Okay, here's a good non-answer for you: If 'write' returns zero, it
means no bytes were sent even though no error occurred.

DS

Richard Kettlewell

unread,
Jul 29, 2011, 6:23:05 AM7/29/11
to
David Schwartz <dav...@webmaster.com> writes:
> Richard Kettlewell <r...@greenend.org.uk> wrote:

>> That situation yields a return of -1 with errno=EPIPE (and raises
>> SIGPIPE, though that might be ignored); or EBADF if you've closed at
>> this end.
>

> Okay, here's a good non-answer for you: If 'write' returns zero, it
> means no bytes were sent even though no error occurred.

That would be an answer to "what would it mean". The question was "how
could it happen".

In fact the "this supposedly happened" makes me suspect that the OP's
interlocutor is just mistaken, and it didn't happen. But evidence to
the contrary would certainly be interesting.

--
http://www.greenend.org.uk/rjk/

Jorgen Grahn

unread,
Jul 29, 2011, 6:58:31 AM7/29/11
to

Right, that's the Linux write(2) man page.

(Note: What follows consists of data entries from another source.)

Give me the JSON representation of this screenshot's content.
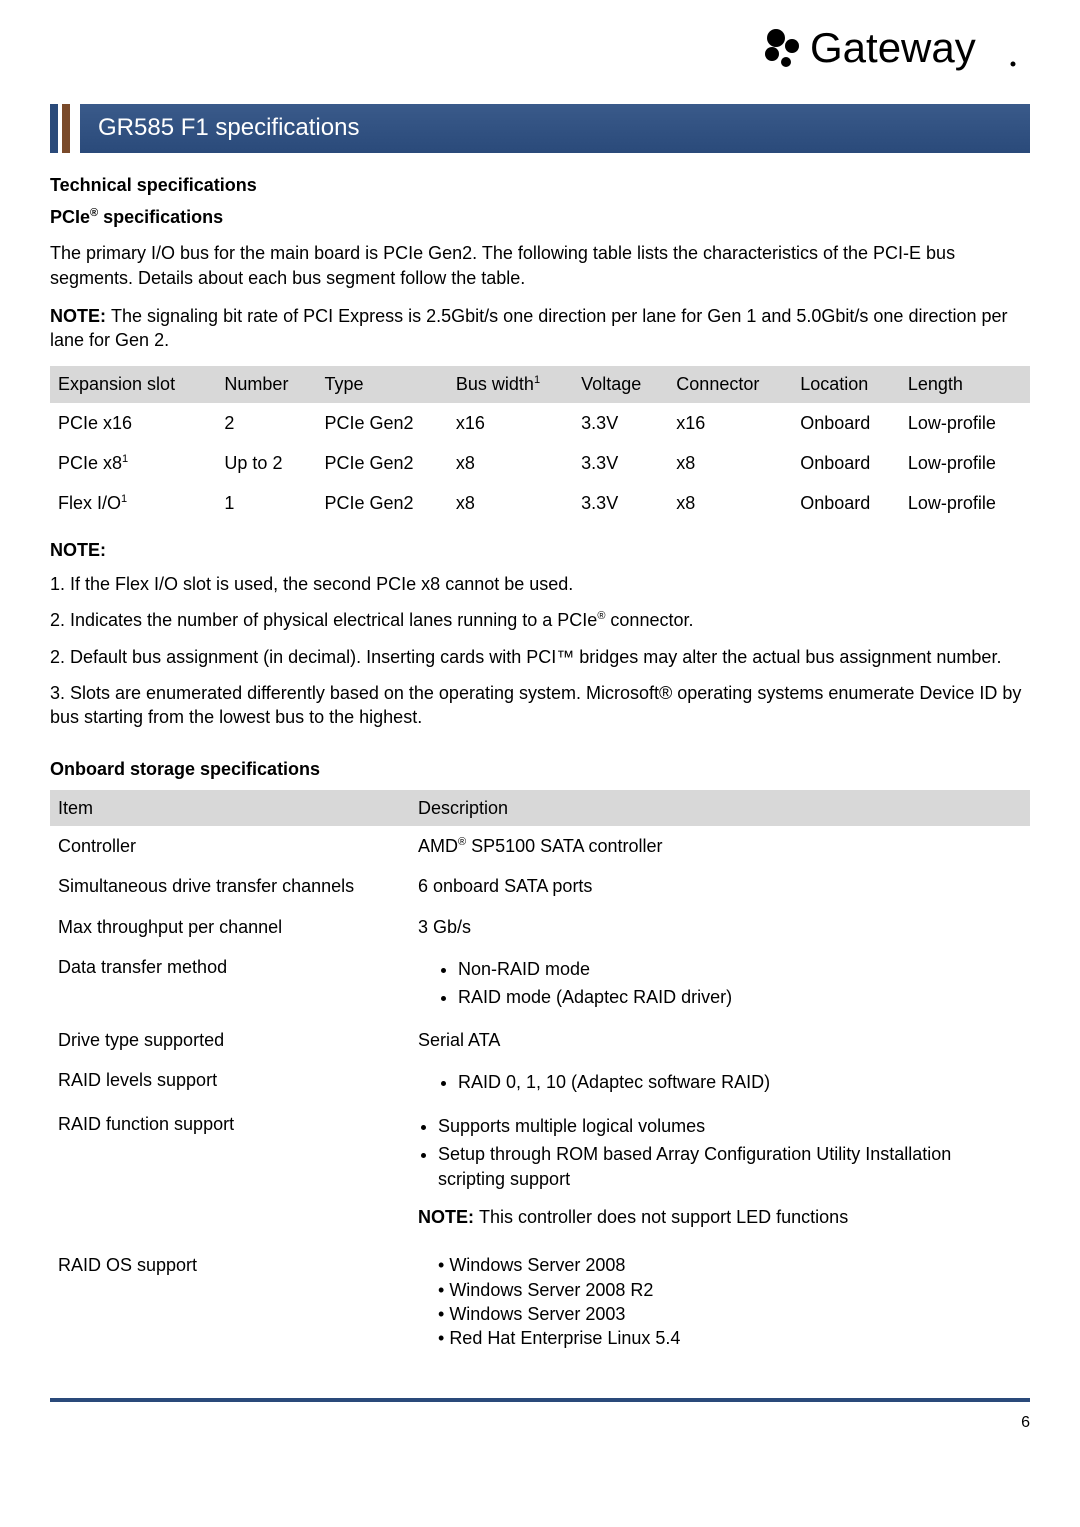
{
  "brand": {
    "name": "Gateway"
  },
  "page_title": "GR585 F1 specifications",
  "headings": {
    "tech_spec": "Technical specifications",
    "pcie_spec_prefix": "PCIe",
    "pcie_spec_suffix": " specifications",
    "note_label": "NOTE:",
    "storage": "Onboard storage specifications"
  },
  "pcie_intro": "The primary I/O bus for the main board is PCIe Gen2. The following table lists the characteristics of the PCI-E bus segments. Details about each bus segment follow the table.",
  "pcie_note_prefix": "NOTE: ",
  "pcie_note": "The signaling bit rate of PCI Express is 2.5Gbit/s one direction per lane for Gen 1 and 5.0Gbit/s one direction per lane for Gen 2.",
  "pcie_table": {
    "columns": [
      "Expansion slot",
      "Number",
      "Type",
      "Bus width",
      "Voltage",
      "Connector",
      "Location",
      "Length"
    ],
    "col_sup": {
      "3": "1"
    },
    "rows": [
      {
        "slot": "PCIe x16",
        "number": "2",
        "type": "PCIe Gen2",
        "bus": "x16",
        "voltage": "3.3V",
        "connector": "x16",
        "location": "Onboard",
        "length": "Low-profile"
      },
      {
        "slot": "PCIe x8",
        "slot_sup": "1",
        "number": "Up to 2",
        "type": "PCIe Gen2",
        "bus": "x8",
        "voltage": "3.3V",
        "connector": "x8",
        "location": "Onboard",
        "length": "Low-profile"
      },
      {
        "slot": "Flex I/O",
        "slot_sup": "1",
        "number": "1",
        "type": "PCIe Gen2",
        "bus": "x8",
        "voltage": "3.3V",
        "connector": "x8",
        "location": "Onboard",
        "length": "Low-profile"
      }
    ]
  },
  "notes": {
    "n1": "1. If the Flex I/O slot is used, the second PCIe x8 cannot be used.",
    "n2_prefix": "2. Indicates the number of physical electrical lanes running to a PCIe",
    "n2_suffix": " connector.",
    "n3": "2. Default bus assignment (in decimal). Inserting cards with PCI™ bridges may alter the actual bus assignment number.",
    "n4": "3. Slots are enumerated differently based on the operating system. Microsoft® operating systems enumerate Device ID by bus starting from the lowest bus to the highest."
  },
  "storage_table": {
    "columns": [
      "Item",
      "Description"
    ],
    "rows": {
      "controller": {
        "item": "Controller",
        "desc_prefix": "AMD",
        "desc_suffix": "  SP5100 SATA controller"
      },
      "channels": {
        "item": "Simultaneous drive transfer channels",
        "desc": "6 onboard SATA ports"
      },
      "throughput": {
        "item": "Max throughput per channel",
        "desc": "3 Gb/s"
      },
      "transfer": {
        "item": "Data transfer method",
        "bullets": [
          "Non-RAID mode",
          "RAID mode (Adaptec RAID driver)"
        ]
      },
      "drive": {
        "item": "Drive type supported",
        "desc": "Serial ATA"
      },
      "raid_levels": {
        "item": "RAID levels support",
        "bullets": [
          "RAID 0, 1, 10 (Adaptec software RAID)"
        ]
      },
      "raid_func": {
        "item": "RAID function support",
        "bullets": [
          "Supports multiple logical volumes",
          "Setup through ROM based Array Configuration Utility Installation scripting support"
        ]
      },
      "raid_note_prefix": "NOTE: ",
      "raid_note_text": "This controller does not support LED functions",
      "raid_os": {
        "item": "RAID OS support",
        "bullets": [
          "Windows Server 2008",
          "Windows Server 2008 R2",
          "Windows Server 2003",
          "Red Hat Enterprise Linux 5.4"
        ]
      }
    }
  },
  "page_number": "6",
  "colors": {
    "header_bar": "#2a4a7a",
    "accent": "#7a4a2a",
    "table_header_bg": "#d8d8d8"
  }
}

But it covers more uses
than TCP sockets, and like Barry Magolin below, I have a hard time
seeing what socket cases aren't already covered by the two classics:
block or say EWOULDBLOCK.

> How can this happen?
>
> If the socket is in blocking mode and the buffer is full, the write
> should block until it's able to write at least one byte, then return
> 1..n.
>
> If the socket is in non-blocking mode and the buffer is full, it should
> return -1 with errno = EWOULDBLOCK.
>
> What other cases are there?

write(sock, buf, 0) is one trivial such case, but that's not what I'm
after, I think,

Jorgen Grahn

unread,
Jul 29, 2011, 7:27:48 AM7/29/11
to

Well, the "supposedly" here mostly means I haven't investigated it
myself. But yes, it's possible that the cause is mistakenly passing a
zero size to write(), or send(), or whatever that code uses.

Also, the guy who asked me had googled around and the message he got
from the few hits (in non-authorative sources) was something like "new
code must cope with a 0 return".

I was hoping that e.g. someone would pop out and say "yes, Linux does
it like that nowadays in <these> situations", like e.g. Mr Schwartz
did in the past when I asked about select() and blocking UDP sockets.
As far as I can see, that hasn't happened yet.